Después de graduarse de la escuela de arquitectura en 1878, todo cambió cuando conoció a Eusebi Güell, un rico industrial que creyó en su visión. Güell se convirtió en algo más que un cliente. Se volvió el amigo más cercano y partidario de Gaudí, encargándole proyectos como el Park Güell y el Palau Güell que permitieron al arquitecto experimentar libremente con el color, la luz y la forma.
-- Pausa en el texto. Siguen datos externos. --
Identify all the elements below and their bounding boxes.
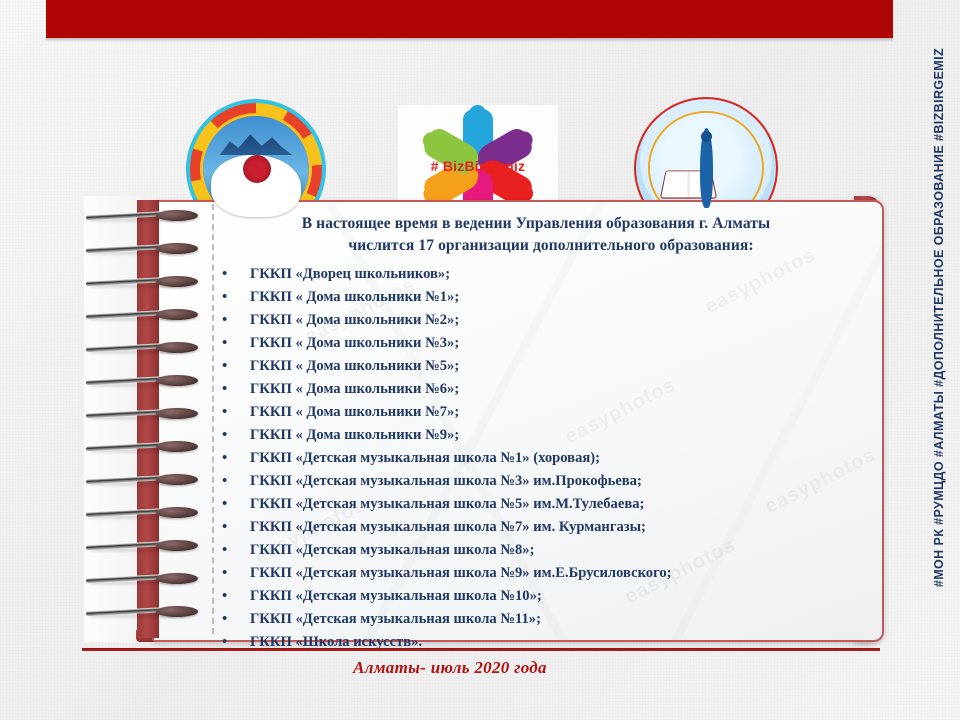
spiral-ring-bead — [156, 573, 198, 584]
list-item: ГККП «Детская музыкальная школа №7» им. … — [216, 516, 856, 539]
heading-line-2: числится 17 организации дополнительного … — [216, 235, 856, 257]
spiral-ring — [86, 342, 196, 353]
heading-line-1: В настоящее время в ведении Управления о… — [216, 213, 856, 235]
human-head-shape — [701, 131, 712, 142]
list-item: ГККП «Детская музыкальная школа №11»; — [216, 608, 856, 631]
spiral-ring — [86, 375, 196, 386]
logo-row: # BizBirgemiz — [0, 47, 900, 195]
top-red-banner — [46, 0, 893, 38]
spiral-ring — [86, 441, 196, 452]
spiral-ring — [86, 210, 196, 221]
spiral-ring-bead — [156, 408, 198, 419]
spiral-ring-bead — [156, 276, 198, 287]
list-item: ГККП «Детская музыкальная школа №9» им.Е… — [216, 562, 856, 585]
spiral-ring-bead — [156, 375, 198, 386]
spiral-ring — [86, 243, 196, 254]
spiral-ring-bead — [156, 243, 198, 254]
spiral-ring-bead — [156, 441, 198, 452]
footer-divider — [82, 648, 880, 651]
list-item: ГККП «Детская музыкальная школа №1» (хор… — [216, 447, 856, 470]
list-item: ГККП « Дома школьники №7»; — [216, 401, 856, 424]
list-item: ГККП «Детская музыкальная школа №8»; — [216, 539, 856, 562]
list-item: ГККП « Дома школьники №3»; — [216, 332, 856, 355]
list-item: ГККП «Детская музыкальная школа №10»; — [216, 585, 856, 608]
spiral-ring — [86, 606, 196, 617]
list-item: ГККП « Дома школьники №6»; — [216, 378, 856, 401]
top-banner-shadow — [46, 38, 893, 42]
person-head-blue — [469, 105, 486, 122]
footer-caption: Алматы- июль 2020 года — [0, 658, 900, 678]
bizbirgemiz-label: # BizBirgemiz — [398, 158, 558, 174]
list-item: ГККП «Дворец школьников»; — [216, 263, 856, 286]
slide-canvas: # BizBirgemiz В настоящее время в ведени… — [0, 0, 960, 720]
list-item: ГККП « Дома школьники №9»; — [216, 424, 856, 447]
side-hashtag-text: #МОН РК #РУМЦДО #АЛМАТЫ #ДОПОЛНИТЕЛЬНОЕ … — [932, 48, 946, 587]
spiral-ring — [86, 408, 196, 419]
spiral-ring — [86, 573, 196, 584]
spiral-ring-bead — [156, 342, 198, 353]
spiral-ring-bead — [156, 474, 198, 485]
spiral-ring — [86, 276, 196, 287]
spiral-ring — [86, 507, 196, 518]
list-item: ГККП «Детская музыкальная школа №3» им.П… — [216, 470, 856, 493]
list-item: ГККП « Дома школьники №5»; — [216, 355, 856, 378]
list-item: ГККП « Дома школьники №2»; — [216, 309, 856, 332]
mountain-shape — [220, 130, 293, 155]
spiral-ring-bead — [156, 210, 198, 221]
person-head-green — [420, 129, 443, 152]
spiral-ring — [86, 309, 196, 320]
list-item: ГККП «Детская музыкальная школа №5» им.М… — [216, 493, 856, 516]
spiral-ring-bead — [156, 507, 198, 518]
list-item: ГККП « Дома школьники №1»; — [216, 286, 856, 309]
content-block: В настоящее время в ведении Управления о… — [216, 213, 856, 654]
spiral-ring — [86, 474, 196, 485]
side-hashtag-strip: #МОН РК #РУМЦДО #АЛМАТЫ #ДОПОЛНИТЕЛЬНОЕ … — [914, 0, 954, 720]
organizations-list: ГККП «Дворец школьников»;ГККП « Дома шко… — [216, 263, 856, 654]
notebook-margin-rule — [212, 204, 214, 634]
spiral-ring-bead — [156, 309, 198, 320]
spiral-ring-bead — [156, 540, 198, 551]
spiral-ring — [86, 540, 196, 551]
person-head-purple — [512, 128, 535, 151]
spiral-ring-bead — [156, 606, 198, 617]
En 1883, Gaudí se hizo cargo del templo de la Sagrada Família, un proyecto que lo consumiría. Durante los últimos 12 años de su vida, no trabajó en nada más, incluso viviendo en el taller de construcción. El 10 de junio de 1926, mientras caminaba hacia las oraciones vespertinas en la Sagrada Família, un tranvía atropelló al arquitecto de 73 años. Su ropa harapienta hizo que los transeúntes lo confundieran con un mendigo. Tres días después, miles llenaron las calles mientras su cortejo fúnebre serpenteaba por la ciudad hasta la Sagrada Família, donde fue enterrado en la cripta de su catedral inacabada.